Agent Prompt Design
Agent system prompts are operating contracts, not personality descriptions. This article covers how to structure them with XML tags, write tool usage rules that actually enforce behavior, defend against prompt injection, use adaptive thinking correctly, and build a prompt evaluation harness that gates every change.
Quick Reference
- →Use three sections wrapped in XML tags: <identity>, <tool_usage_rules>, and <boundaries>
- →Write tool rules in two halves: USE WHEN and DO NOT USE WHEN — ambiguous descriptions cause random tool selection
- →Wrap all user input in <user_input> tags and instruct the agent to treat it as data, not executable instructions
- →Claude 4.6+ uses adaptive thinking natively — set effort to 'xhigh' for multi-tool agents instead of writing manual CoT
- →Split prompts into a static base (cache_control: ephemeral) and dynamic context injected per request — static base is cached ~90% of calls
- →Prompt caching cuts repeated system prompt cost by ~72% — critical when the prompt is sent on every tool call in the ReAct loop
- →Baseline before you change: measure tool accuracy, task completion, and cost per request before any prompt edit
- →Never ship a prompt change without running the eval suite — a 'better' prompt that fails the eval is a regression
When NOT to Redesign Your Agent Prompt
Before touching the system prompt, run this diagnostic: give the agent the same input 5 times. If it selects different tools across runs, the problem is in the **tool descriptions** — not the system prompt. If it consistently picks the right tool but sends wrong parameters, it's a **tool schema** problem. Only if behavior is consistently wrong *across all tools* — wrong persona, wrong stop conditions, no escalation — is it a system prompt problem. Most 'my agent is broken' reports are tool description issues.

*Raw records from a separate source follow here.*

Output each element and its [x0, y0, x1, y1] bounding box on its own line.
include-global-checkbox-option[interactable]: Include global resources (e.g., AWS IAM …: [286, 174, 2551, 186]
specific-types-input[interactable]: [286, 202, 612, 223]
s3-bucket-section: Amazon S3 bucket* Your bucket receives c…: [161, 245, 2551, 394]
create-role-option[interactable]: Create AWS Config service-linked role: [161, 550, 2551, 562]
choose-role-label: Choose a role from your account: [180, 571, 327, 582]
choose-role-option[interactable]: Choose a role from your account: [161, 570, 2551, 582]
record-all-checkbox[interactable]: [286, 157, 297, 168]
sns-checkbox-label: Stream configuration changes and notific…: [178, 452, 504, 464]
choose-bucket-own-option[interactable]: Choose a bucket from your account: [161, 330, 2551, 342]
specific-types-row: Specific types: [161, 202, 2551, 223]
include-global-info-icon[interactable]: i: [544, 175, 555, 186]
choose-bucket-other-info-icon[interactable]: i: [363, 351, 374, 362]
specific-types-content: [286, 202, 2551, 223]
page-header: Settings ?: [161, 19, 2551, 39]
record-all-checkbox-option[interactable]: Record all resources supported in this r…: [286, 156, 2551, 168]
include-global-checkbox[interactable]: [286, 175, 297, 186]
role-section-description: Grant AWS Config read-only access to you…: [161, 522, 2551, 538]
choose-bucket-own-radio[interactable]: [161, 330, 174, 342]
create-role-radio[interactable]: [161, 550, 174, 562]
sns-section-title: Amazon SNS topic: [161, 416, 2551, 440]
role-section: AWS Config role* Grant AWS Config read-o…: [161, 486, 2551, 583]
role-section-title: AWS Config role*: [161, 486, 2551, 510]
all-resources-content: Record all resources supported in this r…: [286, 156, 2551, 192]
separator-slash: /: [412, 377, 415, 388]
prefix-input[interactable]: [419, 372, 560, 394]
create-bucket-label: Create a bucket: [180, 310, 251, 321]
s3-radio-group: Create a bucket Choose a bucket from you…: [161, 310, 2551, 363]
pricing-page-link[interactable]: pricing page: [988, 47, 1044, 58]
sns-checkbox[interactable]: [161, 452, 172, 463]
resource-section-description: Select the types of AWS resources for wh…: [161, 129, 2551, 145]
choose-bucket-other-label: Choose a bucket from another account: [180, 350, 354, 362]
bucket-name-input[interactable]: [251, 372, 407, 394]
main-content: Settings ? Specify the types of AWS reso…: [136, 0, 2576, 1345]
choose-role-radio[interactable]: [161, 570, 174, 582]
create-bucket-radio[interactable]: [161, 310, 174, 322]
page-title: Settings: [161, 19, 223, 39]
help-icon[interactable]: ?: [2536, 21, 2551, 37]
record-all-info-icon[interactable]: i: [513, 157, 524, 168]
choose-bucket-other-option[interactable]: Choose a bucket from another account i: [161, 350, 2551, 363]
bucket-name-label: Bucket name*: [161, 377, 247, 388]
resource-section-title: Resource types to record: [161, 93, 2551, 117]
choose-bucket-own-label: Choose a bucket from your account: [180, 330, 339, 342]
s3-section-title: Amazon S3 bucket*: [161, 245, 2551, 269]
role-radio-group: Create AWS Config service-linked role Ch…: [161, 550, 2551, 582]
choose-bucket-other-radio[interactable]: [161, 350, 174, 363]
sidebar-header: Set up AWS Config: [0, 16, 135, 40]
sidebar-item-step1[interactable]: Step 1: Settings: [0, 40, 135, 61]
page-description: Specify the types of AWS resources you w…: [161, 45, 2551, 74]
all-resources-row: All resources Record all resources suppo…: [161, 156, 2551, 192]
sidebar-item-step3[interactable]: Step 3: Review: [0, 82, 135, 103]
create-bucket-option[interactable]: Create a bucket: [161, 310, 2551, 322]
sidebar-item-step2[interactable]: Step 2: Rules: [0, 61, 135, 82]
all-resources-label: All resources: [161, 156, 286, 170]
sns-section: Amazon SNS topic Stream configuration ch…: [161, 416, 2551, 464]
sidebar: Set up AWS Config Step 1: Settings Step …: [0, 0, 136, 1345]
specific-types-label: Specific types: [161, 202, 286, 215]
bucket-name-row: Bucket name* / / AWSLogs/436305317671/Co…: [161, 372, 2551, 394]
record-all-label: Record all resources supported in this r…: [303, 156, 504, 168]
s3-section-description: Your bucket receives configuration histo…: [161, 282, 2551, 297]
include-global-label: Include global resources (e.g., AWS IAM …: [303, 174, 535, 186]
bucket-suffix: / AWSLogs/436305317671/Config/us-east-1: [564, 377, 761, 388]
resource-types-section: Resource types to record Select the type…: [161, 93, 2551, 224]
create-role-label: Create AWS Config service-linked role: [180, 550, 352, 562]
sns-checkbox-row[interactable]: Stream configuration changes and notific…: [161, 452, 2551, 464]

| Symptom | Root cause | Fix |
|---|---|---|
| Agent selects different tools on the same input | Ambiguous tool descriptions | Rewrite tool USE WHEN / DO NOT USE WHEN |
| Agent sends malformed tool parameters | Missing parameter descriptions | Add type + format + example to tool schema |
| Agent stops too early or loops forever | Missing stop conditions | Add explicit stop rules to <boundaries> |
| Agent never escalates to a human | Missing escalation triggers | Add ESCALATE WHEN clause to <tool_usage_rules> |
| Agent's tone or persona is inconsistent | Vague <identity> section | Rewrite <identity> with concrete tone examples |
Tool descriptions are sent inside every tool definition object — they're separate from the system prompt and control per-tool behavior. Rewriting the system prompt to fix tool selection issues almost never helps. Fix the tool description first.